Lawsuit over Florida migrant relocation program dismissed

  • Advocacy groups dropped a lawsuit filed after Florida flew migrants north
  • The lawsuit was based on a now-moot part of the state budget
  • A new program with the same objective has since been created

Immigrants gather with their belongings outside St. Andrews Episcopal Church, Wednesday Sept. 14, 2022, in Edgartown, Mass., on Martha’s Vineyard. Florida Gov. Ron DeSantis flew two planes of immigrants to Martha’s Vineyard, escalating a tactic by Republican governors to draw attention to what they consider to be the Biden administration’s failed border policies. (Ray Ewing/Vineyard Gazette via AP)

(NewsNation) — A group of immigrant advocacy organizations that sued Florida Gov. Ron DeSantis after the state paid to put migrants on a flight to Martha’s Vineyard have voluntarily dropped the lawsuit.

The Florida Immigrant Coalition, Americans for Immigrant Justice and Hope CommUnity Center filed a notice of dismissal Wednesday in federal court in Southern Florida. The notice didn’t detail reasons, but the lawsuit was based on a now-moot part of the Florida state budget.

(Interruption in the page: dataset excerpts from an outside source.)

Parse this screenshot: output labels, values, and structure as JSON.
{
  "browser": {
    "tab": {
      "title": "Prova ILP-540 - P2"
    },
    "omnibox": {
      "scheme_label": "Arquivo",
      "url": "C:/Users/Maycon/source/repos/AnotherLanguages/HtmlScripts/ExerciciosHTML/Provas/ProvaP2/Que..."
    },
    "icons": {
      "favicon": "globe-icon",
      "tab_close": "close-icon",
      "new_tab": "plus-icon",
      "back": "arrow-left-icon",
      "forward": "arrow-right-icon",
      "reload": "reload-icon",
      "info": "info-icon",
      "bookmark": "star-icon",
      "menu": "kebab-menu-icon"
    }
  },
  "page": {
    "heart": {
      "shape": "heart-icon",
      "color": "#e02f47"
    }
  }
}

Judge Kathleen Williams approved the request Thursday and officially closed the case.

The groups sued in December to block Florida’s so-called “relocation” program, arguing it was unconstitutional. The legislature had allocated $12 million in the state budget for the program intended to transport migrants to northern states and cities.

DeSantis’ administration used part of that money in September to fly a group of migrants to Martha’s Vineyard.

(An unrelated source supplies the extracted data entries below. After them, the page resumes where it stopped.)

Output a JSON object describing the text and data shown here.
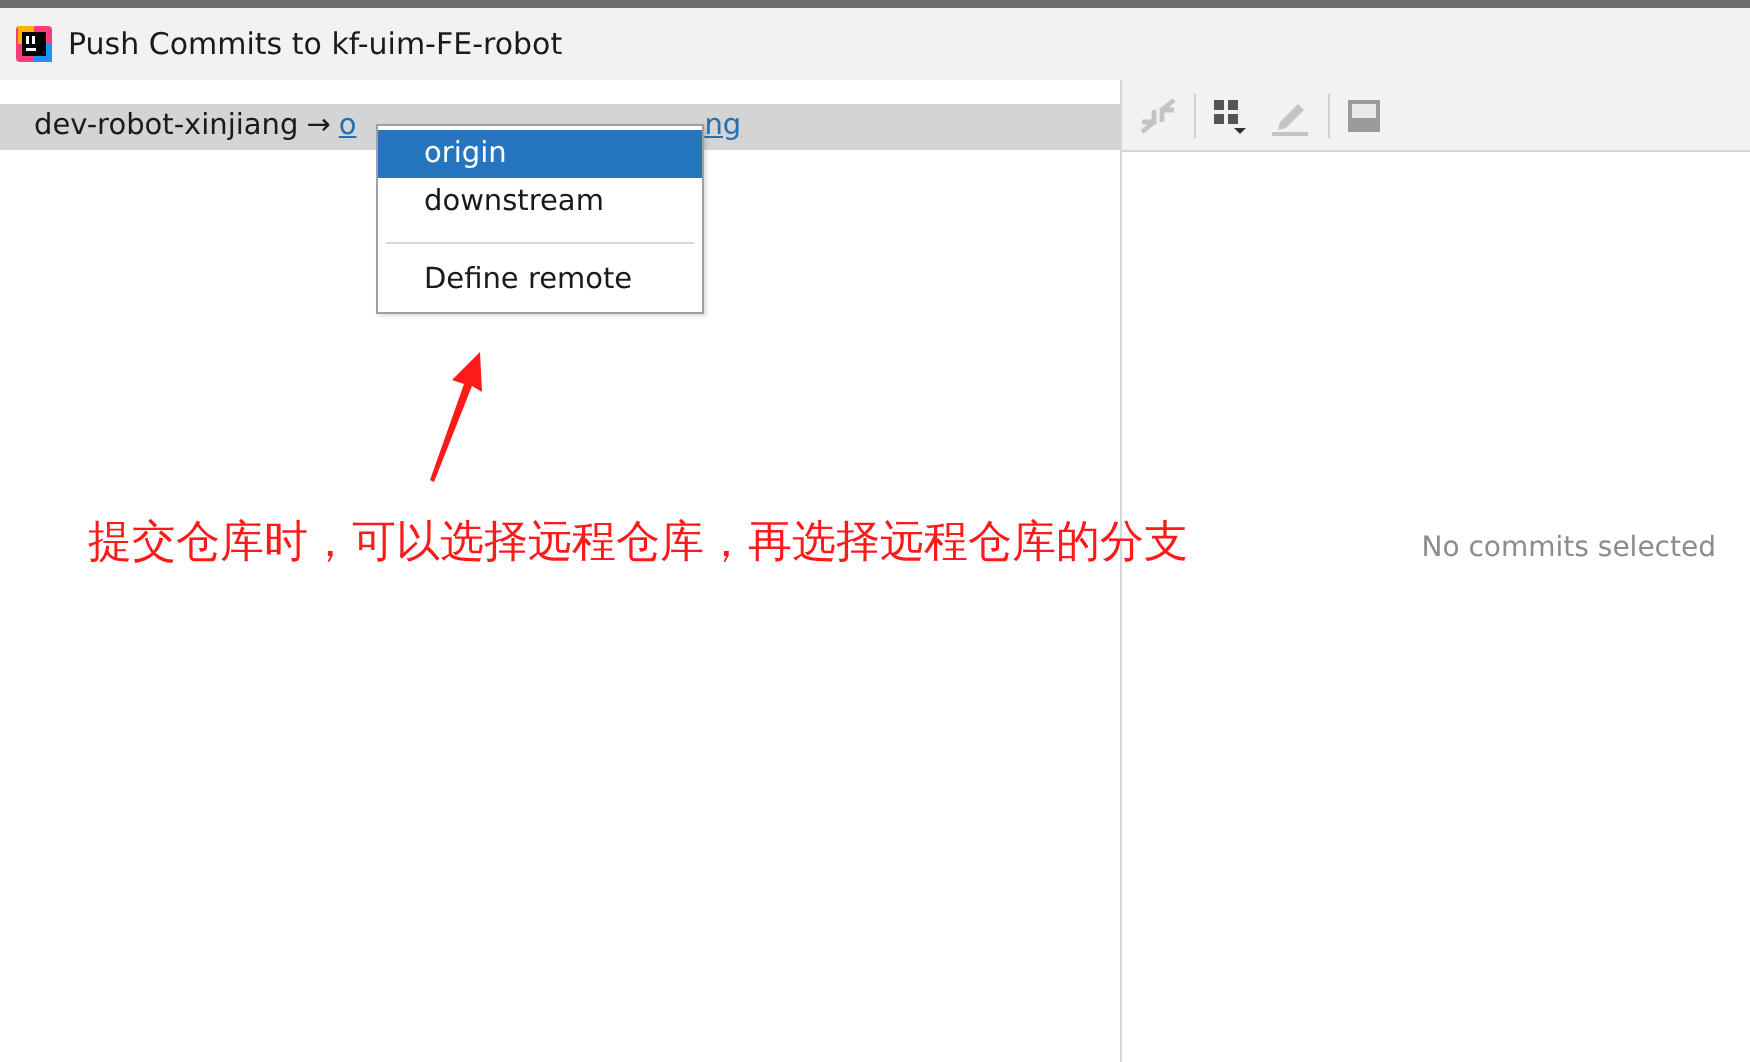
{
  "window": {
    "title": "Push Commits to kf-uim-FE-robot"
  },
  "branch_row": {
    "local_branch": "dev-robot-xinjiang",
    "arrow": "→",
    "target_visible_start": "o",
    "target_visible_end": "ng"
  },
  "remote_menu": {
    "items": [
      {
        "label": "origin",
        "selected": true
      },
      {
        "label": "downstream",
        "selected": false
      },
      {
        "label": "Define remote",
        "selected": false,
        "separator_before": true
      }
    ]
  },
  "annotation": {
    "text": "提交仓库时，可以选择远程仓库，再选择远程仓库的分支"
  },
  "details_panel": {
    "empty_text": "No commits selected"
  }
}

At the time, DeSantis’ office said, “States like Massachusetts, New York, and California will better facilitate the care of these individuals who they have invited into our country by incentivizing illegal immigration through their designation as ‘sanctuary states’ and support for the Biden Administration’s open border policies.”

Facing a series of lawsuits over the program, the legislature earlier this year passed a new law that repealed the section of the budget that paid for the flights and created a new program, CBS News Miami reported. The new program will be administered by the Division of Emergency Management and has a budget of $10 million.

The advocacy groups had argued the previous relocation program violated federal immigration laws and the Supremacy Clause of the U.S. Constitution.

“Though dressed as a state budget item, Section 185 is an effort to backhandedly control national immigration, and, as such, it is unconstitutional,” the lawsuit stated.